O cirurgião observou que os profissionais do InCor foram estudar a nova técnica na Suécia, há cerca de oito anos, na mesma época em que um grupo canadense de médicos foi aprender como era feita a recuperação do pulmão para implante no receptor. No Canadá, a técnica já é adotada e a experiência bem sucedida soma 30 cirurgias com órgão recuperado.
A técnica consiste na utilização de uma solução líquida introduzida, lentamente, por meio de cânulas na artéria e na veia pulmonar como forma de reduzir ou eliminar o edema, o inchaço, que impede a troca gasosa do organismo e é um dos principais obstáculos ao aproveitamento do pulmão retirado de um paciente com morte encefálica. O medicamento faz, assim, uma espécie de higienização do órgão.
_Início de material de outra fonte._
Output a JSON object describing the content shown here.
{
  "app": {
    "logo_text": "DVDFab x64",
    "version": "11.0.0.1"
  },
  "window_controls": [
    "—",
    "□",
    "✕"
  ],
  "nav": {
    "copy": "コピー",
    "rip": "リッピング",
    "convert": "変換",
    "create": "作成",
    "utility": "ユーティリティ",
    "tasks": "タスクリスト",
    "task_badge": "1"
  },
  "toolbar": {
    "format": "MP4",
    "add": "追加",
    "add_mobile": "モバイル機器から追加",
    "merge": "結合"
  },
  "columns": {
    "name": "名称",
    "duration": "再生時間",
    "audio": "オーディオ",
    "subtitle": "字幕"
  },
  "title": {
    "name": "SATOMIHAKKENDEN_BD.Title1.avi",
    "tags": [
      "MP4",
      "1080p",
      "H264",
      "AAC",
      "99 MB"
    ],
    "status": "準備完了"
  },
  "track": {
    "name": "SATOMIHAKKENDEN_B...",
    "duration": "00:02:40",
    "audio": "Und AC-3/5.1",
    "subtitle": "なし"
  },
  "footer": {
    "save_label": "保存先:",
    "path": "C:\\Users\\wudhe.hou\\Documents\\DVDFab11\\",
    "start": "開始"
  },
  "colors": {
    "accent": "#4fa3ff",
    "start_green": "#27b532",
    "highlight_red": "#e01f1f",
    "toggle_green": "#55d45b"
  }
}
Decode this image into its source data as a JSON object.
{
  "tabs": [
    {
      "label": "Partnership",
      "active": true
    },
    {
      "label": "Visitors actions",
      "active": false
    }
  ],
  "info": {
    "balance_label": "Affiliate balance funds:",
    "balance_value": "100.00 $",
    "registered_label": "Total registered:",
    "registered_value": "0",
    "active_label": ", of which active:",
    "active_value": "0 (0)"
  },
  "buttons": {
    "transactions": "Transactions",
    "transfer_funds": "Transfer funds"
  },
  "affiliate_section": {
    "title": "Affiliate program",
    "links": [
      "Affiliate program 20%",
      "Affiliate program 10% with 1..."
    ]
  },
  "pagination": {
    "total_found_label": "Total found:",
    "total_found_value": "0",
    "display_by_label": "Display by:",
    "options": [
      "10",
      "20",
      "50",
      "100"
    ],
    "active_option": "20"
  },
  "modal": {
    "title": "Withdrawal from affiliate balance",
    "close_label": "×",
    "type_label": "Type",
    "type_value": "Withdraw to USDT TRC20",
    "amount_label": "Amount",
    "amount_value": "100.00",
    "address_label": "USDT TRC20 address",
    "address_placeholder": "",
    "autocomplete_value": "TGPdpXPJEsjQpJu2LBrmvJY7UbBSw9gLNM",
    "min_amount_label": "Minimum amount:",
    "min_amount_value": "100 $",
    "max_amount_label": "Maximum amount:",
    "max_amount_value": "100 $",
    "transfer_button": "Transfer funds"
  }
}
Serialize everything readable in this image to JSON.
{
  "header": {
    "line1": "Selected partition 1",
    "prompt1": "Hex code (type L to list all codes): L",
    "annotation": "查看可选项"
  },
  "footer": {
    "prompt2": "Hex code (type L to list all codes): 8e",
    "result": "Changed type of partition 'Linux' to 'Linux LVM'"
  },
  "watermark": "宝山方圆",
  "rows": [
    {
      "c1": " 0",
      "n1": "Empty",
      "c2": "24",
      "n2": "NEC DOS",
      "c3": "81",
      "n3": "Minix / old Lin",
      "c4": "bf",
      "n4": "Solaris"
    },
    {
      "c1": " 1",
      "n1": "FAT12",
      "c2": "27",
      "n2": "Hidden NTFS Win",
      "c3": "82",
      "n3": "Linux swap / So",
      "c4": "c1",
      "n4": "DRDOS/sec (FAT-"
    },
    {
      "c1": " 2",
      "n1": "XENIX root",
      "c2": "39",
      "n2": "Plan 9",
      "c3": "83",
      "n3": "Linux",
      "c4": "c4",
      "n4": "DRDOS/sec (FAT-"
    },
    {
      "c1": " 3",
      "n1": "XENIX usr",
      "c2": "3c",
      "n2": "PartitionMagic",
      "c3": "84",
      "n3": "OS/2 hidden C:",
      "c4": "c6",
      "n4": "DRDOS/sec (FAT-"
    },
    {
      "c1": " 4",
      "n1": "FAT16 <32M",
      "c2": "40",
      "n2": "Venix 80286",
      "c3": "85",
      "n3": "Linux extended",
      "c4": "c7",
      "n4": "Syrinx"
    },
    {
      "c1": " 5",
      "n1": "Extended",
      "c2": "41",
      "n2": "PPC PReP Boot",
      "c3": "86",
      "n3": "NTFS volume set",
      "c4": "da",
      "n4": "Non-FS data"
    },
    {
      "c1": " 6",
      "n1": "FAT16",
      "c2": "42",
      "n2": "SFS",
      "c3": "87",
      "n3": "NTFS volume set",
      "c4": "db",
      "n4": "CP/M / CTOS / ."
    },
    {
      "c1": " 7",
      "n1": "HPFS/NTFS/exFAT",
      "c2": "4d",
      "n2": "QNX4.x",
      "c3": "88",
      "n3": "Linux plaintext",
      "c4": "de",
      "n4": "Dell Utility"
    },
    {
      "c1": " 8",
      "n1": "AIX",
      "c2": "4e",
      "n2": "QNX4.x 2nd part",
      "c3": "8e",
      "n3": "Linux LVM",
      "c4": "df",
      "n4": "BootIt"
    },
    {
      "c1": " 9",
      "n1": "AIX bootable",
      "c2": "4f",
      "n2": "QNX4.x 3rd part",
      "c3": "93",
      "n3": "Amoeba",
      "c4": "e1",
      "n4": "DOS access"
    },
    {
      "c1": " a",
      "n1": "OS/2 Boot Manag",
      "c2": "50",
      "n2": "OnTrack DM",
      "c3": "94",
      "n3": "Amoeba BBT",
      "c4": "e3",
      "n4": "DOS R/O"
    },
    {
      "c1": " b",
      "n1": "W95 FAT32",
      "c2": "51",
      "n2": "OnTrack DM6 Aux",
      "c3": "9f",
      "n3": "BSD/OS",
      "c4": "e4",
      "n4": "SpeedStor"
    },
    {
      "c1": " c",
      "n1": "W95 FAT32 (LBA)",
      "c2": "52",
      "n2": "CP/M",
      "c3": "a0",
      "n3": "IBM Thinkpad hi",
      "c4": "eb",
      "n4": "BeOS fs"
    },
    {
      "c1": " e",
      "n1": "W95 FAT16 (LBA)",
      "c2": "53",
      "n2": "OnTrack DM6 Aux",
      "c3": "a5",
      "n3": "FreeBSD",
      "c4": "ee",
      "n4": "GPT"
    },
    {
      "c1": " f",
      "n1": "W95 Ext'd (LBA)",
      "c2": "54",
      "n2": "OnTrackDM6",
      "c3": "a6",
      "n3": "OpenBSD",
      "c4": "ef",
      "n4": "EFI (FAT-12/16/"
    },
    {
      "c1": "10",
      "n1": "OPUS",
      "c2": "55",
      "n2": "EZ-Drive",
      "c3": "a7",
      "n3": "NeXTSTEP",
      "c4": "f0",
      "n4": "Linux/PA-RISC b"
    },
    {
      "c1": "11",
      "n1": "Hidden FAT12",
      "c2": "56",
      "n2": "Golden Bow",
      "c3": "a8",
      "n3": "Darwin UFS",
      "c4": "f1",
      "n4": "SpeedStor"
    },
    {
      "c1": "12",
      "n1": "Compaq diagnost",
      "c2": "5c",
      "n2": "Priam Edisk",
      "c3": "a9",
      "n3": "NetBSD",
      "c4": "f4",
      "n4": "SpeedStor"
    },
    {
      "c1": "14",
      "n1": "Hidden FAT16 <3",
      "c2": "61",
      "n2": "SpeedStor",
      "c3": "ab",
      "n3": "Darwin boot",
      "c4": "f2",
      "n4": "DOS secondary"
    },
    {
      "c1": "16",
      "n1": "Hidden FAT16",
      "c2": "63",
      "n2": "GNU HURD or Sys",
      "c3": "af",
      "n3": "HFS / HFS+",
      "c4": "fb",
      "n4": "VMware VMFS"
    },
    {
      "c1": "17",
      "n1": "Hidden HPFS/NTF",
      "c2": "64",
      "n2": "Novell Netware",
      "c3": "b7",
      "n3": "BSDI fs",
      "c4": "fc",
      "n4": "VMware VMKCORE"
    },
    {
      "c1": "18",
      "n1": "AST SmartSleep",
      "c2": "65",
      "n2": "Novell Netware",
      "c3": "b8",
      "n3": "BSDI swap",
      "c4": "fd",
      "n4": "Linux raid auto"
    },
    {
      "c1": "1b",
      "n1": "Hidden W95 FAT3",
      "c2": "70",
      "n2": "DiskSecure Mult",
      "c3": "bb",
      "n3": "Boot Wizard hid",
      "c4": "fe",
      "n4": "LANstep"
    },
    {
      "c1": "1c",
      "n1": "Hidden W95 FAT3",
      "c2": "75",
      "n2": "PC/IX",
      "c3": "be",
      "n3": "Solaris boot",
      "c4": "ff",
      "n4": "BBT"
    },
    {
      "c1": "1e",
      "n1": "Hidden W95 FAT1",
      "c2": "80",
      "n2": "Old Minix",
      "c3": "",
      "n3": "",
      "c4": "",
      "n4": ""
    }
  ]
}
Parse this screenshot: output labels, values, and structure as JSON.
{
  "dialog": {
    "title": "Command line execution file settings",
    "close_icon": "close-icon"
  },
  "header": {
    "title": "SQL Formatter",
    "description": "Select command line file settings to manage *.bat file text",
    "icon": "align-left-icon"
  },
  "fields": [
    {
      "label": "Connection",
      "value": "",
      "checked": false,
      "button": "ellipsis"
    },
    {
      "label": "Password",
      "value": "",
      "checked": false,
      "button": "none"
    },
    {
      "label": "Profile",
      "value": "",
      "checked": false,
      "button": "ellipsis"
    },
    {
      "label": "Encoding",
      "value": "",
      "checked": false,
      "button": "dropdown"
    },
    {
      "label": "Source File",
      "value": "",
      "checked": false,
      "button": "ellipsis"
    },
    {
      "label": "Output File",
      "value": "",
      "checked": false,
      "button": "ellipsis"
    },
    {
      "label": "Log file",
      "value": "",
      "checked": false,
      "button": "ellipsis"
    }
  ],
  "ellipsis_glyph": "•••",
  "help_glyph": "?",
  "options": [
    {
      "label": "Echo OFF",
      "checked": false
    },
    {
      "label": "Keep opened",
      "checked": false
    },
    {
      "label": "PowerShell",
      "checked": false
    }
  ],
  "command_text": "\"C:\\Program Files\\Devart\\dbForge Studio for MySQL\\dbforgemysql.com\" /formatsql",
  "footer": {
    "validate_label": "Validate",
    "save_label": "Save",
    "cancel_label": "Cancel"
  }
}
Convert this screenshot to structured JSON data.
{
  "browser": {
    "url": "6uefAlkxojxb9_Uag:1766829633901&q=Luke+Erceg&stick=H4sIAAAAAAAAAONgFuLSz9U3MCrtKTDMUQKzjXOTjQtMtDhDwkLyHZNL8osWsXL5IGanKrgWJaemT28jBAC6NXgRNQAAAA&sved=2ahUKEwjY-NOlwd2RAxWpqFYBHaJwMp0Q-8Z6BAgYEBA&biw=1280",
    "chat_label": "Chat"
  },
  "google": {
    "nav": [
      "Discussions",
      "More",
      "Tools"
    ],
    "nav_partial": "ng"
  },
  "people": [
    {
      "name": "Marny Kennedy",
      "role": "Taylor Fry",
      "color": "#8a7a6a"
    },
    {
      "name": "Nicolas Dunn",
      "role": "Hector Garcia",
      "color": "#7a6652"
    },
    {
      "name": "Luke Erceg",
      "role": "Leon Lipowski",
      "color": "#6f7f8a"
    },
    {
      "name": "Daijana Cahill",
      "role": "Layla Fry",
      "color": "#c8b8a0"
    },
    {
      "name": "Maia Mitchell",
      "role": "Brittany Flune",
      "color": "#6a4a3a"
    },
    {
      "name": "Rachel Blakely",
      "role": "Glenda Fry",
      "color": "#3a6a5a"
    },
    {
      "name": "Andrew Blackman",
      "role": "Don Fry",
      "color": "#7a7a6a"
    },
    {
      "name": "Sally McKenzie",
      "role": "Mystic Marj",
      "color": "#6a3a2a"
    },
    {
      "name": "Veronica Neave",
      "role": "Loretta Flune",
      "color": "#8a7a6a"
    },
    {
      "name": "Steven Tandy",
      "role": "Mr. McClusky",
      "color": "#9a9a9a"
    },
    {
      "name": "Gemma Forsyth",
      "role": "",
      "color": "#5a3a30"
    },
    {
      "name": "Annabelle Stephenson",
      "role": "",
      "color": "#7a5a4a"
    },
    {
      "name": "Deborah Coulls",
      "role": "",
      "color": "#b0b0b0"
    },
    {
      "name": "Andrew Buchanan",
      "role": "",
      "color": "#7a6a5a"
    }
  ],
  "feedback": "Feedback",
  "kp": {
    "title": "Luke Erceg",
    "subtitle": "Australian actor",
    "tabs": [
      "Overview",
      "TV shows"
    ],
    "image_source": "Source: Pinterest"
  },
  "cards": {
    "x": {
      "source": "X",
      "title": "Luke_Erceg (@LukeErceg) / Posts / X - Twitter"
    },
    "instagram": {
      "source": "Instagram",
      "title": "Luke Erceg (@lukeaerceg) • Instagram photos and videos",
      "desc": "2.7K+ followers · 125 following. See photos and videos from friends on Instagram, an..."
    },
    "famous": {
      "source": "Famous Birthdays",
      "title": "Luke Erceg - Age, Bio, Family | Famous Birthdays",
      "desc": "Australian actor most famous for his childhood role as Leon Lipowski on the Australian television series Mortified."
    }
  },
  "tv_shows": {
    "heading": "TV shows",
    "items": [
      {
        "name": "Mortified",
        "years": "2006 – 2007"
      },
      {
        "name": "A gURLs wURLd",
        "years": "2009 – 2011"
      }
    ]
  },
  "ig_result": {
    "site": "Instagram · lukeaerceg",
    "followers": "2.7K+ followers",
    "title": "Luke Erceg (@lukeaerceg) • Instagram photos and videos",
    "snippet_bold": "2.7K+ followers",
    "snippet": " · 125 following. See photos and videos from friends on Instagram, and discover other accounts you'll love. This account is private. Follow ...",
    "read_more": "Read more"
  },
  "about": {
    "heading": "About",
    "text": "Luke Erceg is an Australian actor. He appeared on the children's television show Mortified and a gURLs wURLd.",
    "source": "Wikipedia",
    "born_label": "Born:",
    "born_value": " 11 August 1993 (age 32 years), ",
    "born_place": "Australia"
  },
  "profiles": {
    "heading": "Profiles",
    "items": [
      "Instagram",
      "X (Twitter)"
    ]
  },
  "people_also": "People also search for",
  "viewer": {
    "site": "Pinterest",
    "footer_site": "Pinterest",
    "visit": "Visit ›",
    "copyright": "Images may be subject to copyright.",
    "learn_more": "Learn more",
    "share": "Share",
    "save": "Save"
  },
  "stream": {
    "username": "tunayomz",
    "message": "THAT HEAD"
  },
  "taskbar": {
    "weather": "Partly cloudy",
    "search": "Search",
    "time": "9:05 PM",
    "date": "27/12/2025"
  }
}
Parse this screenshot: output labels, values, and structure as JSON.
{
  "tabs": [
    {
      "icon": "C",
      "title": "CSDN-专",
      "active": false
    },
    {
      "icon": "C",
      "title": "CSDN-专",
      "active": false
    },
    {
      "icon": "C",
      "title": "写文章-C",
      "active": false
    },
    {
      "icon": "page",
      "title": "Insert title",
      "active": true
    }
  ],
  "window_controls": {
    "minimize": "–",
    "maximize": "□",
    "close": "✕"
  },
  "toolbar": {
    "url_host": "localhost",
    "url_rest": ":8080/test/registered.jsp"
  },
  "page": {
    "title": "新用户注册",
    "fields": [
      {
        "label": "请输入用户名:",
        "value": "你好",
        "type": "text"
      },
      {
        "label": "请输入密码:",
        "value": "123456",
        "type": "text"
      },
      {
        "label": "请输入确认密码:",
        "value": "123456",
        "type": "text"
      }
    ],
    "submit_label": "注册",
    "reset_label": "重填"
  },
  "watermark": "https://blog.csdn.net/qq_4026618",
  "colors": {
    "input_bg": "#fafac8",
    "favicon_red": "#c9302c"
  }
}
“Do lado dos vasos pulmonares, existem alvéolos que são inundados e, à medida se consegue uma solução que atraia o líquido de volta, você seca o alvéolo. Se a solução for interosmolar, ela consegue atrair e reabsorver o líquido e, com isso, reduzir o edema”, esclareceu Jatene, lembrando que esse edema não é só no alvéolo, mas no espaço em volta na área denominada de interstício.
“Se os pulmões tem boas condições, eles são utilizados para o transplante na hora da atuação. Mas existem casos em que esses pulmões não estão em boas condições. Na maior parte das vezes, por excesso de líquido, que nós chamamos de edemar pulmonar, ou por infecção. Nos casos de excesso de líquido, já se sabe que podem ser recondicionados, retirando o líquido”, esclareceu Jatene. Segundo ele, esse processo leva em média de duas a três horas.
Para a presidente da Comissão de Doença Pulmonar Avançada da Sociedade Brasileira de Pneumonologia e Fisiologia, Valéria Maria Augusto, a possibilidade de se efetuar essa restauração deverá ajudar a resolver “um problema muito grave que é a de tornar o pulmão viável para a doação”, um dos maiores entraves para um número maior de transplantes do órgão.
Ela explicou que 99,9% dos transplantes ocorrem a partir de uma doação obtida de uma pessoa com quadro de morte encefálica. “Quando chega o diagnóstico de morte encefálica, o órgão já está bastante afetado. E nosso critério de profilaxia para transplante é assim: se ele tem mais de 48 horas de tubo [paciente que foi entubado para a ventilação artificial]”. A entubação, segundo a médica, é um indício da probabilidade de infecção e, se isso se confirmar, a utilização do pulmão em questão já é descartada.
Segundo Valéria, mais da metade dos transplantes de pulmão são em pacientes com doença pulmonar obstrutiva crônica. O InCor informou que, dentre as enfermidades tratadas com essa intervenção, estão os casos de enfisema e fibrose pulmonar, além de hipertensão pulmonar e fibrose cística.